To the President and Fellows of Harvard University
Boston October 27th 1789.
Requesting you to accept my sincere thanks for the address with which you have thought proper to honor me, I entreat you to be persuaded of the respectful and affectionate consideration with which I receive it.1
Elected by the suffrages of a too partial country to the eminent and arduous station, which I now hold, it is peculiarly flattering to find an approbation of my conduct in the judgment of men, whose reverend characters must sanction the opinions they are pleased to express.
Unacquainted with the expression of sentiments which I do not feel, you will do me justice by believing confidently in my disposition to promote the interests of science and true religion.
It gives me sincere satisfaction to learn the flourishing state of your literary Republic—assured of its’ efficiency in the past events of our political system, and of its’ further influence on those means which make the best support of good government, I rejoice that the direction of its’ measures is lodged with men, whose approved knowledge, integrity, and patriotism give an unquestionable assurance of their success.
That the Muses may long enjoy a tranquil residence within the walls of your University, and that you, Gentlemen, may be happy in contemplating the progress of improvement through the various branches of your important departments, are among the most pleasing of my wishes and expectations.
LS, MH-Ar; LB, DLC:GW.
On 26 Oct. Joseph Willard, president of Harvard, wrote GW a brief note inquiring whether “the President has determined upon the time, when the Corporation of the University in Cambridge may have the honor of waiting upon Him, to present their Address, He may have the opportunity of informing Dr Willard by the bearer, who will wait his commands” (DLC:GW). According to GW’s diary entry of 27 Oct., the Harvard address, along with several others, was presented before 3:00 P.M. on that day (Diaries description begins Donald Jackson and Dorothy Twohig, eds. The Diaries of George Washington. 6 vols. Charlottesville, Va., 1976–79. description ends , 5:477).
1. The address from Harvard, dated 27 Oct. and signed by Joseph Willard, states that “It is with singular pleasure that we, the President and Fellows of Harvard University in Cambridge, embrace the opportunity, which your most acceptable visit to this part of the country gives us of paying our respects to the first magistrate of the United States.
“It afforded us the highest satisfaction to find this large, and respectable nation unanimous in placing at the head of the new Government the firm and disinterested Patriot—the illustrious and intrepid Soldier, who, during her struggles in the cause of Liberty, braving every difficulty and danger in the field, under the smiles of a kind Providence, led her armies to victory and triumph and finally established her freedom and independence. Nor were we less gratified when we found that the Person, whose military skill and exertions had been so happily succeeded, actuated by the same spirit of Patriotism, did not decline the arduous and toilsome office, but, listening to the voice of his country, left the tranquil scenes of private life to secure those national blessings we were in the utmost danger of losing. We were fully persuaded that the Man who during so great a length of time, and in the most trying circumstances had been accepted by the multitude of his brethren, would in this new station, enjoy their entire confidence and enjoy their highest esteem: nor have we been disappointed.

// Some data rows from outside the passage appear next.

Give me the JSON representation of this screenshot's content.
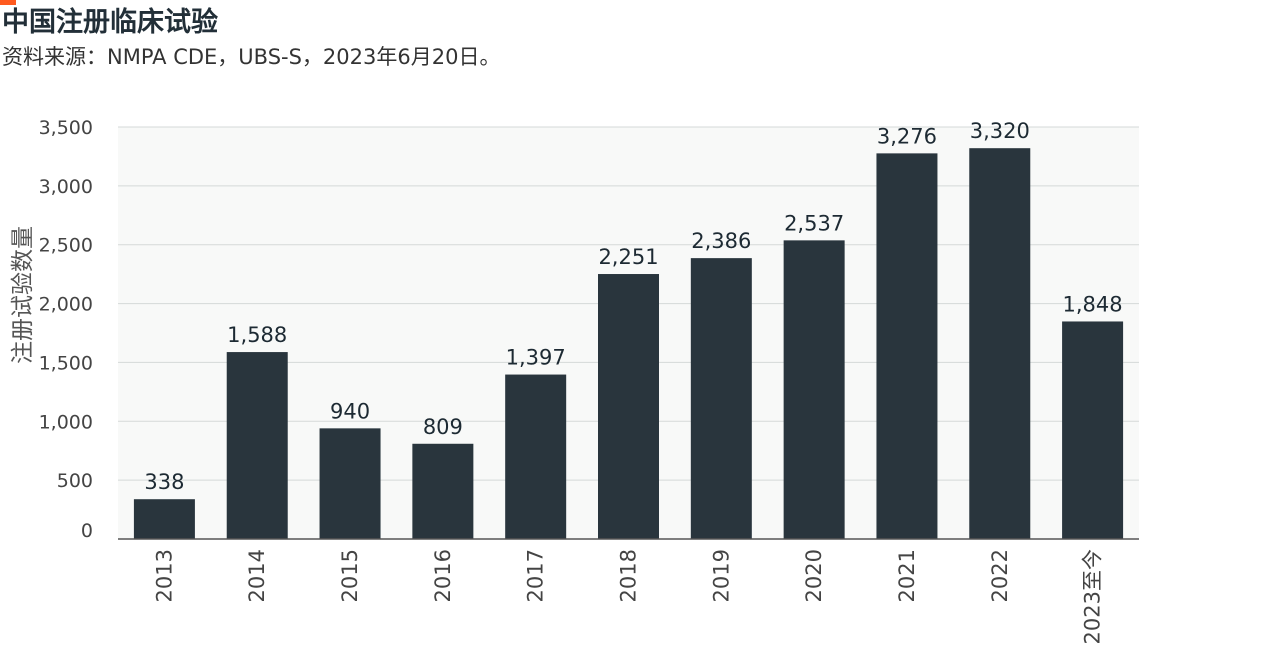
{
  "header": {
    "title": "中国注册临床试验",
    "subtitle": "资料来源：NMPA CDE，UBS-S，2023年6月20日。"
  },
  "colors": {
    "accent": "#ff5a1f",
    "bar": "#29353d",
    "plot_background": "#f8f9f8",
    "gridline": "#d5d9d8",
    "text": "#1d2a33"
  },
  "chart_data": {
    "type": "bar",
    "title": "中国注册临床试验",
    "ylabel": "注册试验数量",
    "xlabel": "",
    "categories": [
      "2013",
      "2014",
      "2015",
      "2016",
      "2017",
      "2018",
      "2019",
      "2020",
      "2021",
      "2022",
      "2023至今"
    ],
    "values": [
      338,
      1588,
      940,
      809,
      1397,
      2251,
      2386,
      2537,
      3276,
      3320,
      1848
    ],
    "data_labels": [
      "338",
      "1,588",
      "940",
      "809",
      "1,397",
      "2,251",
      "2,386",
      "2,537",
      "3,276",
      "3,320",
      "1,848"
    ],
    "ylim": [
      0,
      3500
    ],
    "yticks": [
      0,
      500,
      1000,
      1500,
      2000,
      2500,
      3000,
      3500
    ],
    "ytick_labels": [
      "0",
      "500",
      "1,000",
      "1,500",
      "2,000",
      "2,500",
      "3,000",
      "3,500"
    ],
    "grid": true,
    "legend": "none"
  }
}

“Permit us, Sir, to congratulate you on the happy establishment of the Government of the union, on the patriotism and wisdom which have marked its public transactions, and the very general approbation which the People have given to its measures. At the same time, Sir, being fully sensible that you are strongly impressed with the necessity of religion, virtue, and solid learning for supporting freedom and good government, and fixing the happiness of the People upon a firm and permanent basis we beg leave to recommend to your favorable notice the University entrusted to our care, which was early founded for promoting these important Ends. When you took the command of the troops of your country, you saw the university in a state of depression—its members dispersed—its literary treasures removed—and the Muses fled from the din of arms, then heard within its walls. Happily restored in the course of a few months, by your glorious successes, to its former privileges, and to a state of tranquillity, it received its returning members; and our youth have since pursued, without interruption, their literary courses, and fitted themselves for usefulness in Church and State. The public rooms, which you formerly saw empty, are now replenished with the necessary means of improving the human mind in literature and science; and every thing within the walls wears the aspect of Peace, so necessary to the cultivation of the useful arts. While we exert ourselves, in our corporate capacity, to promote the great objects of this Institution, we rest assured of your protection and patronage.
“We wish you, Sir, the aid and support of Heaven while you are discharging the duties of your most important station. May your success, in promoting the best interests of the Nation, be equal to your highest wishes! And after you shall have long rejoiced in the prosperity and glory of your country, may you receive the approbation of him who ruleth among the nations” (DLC:GW).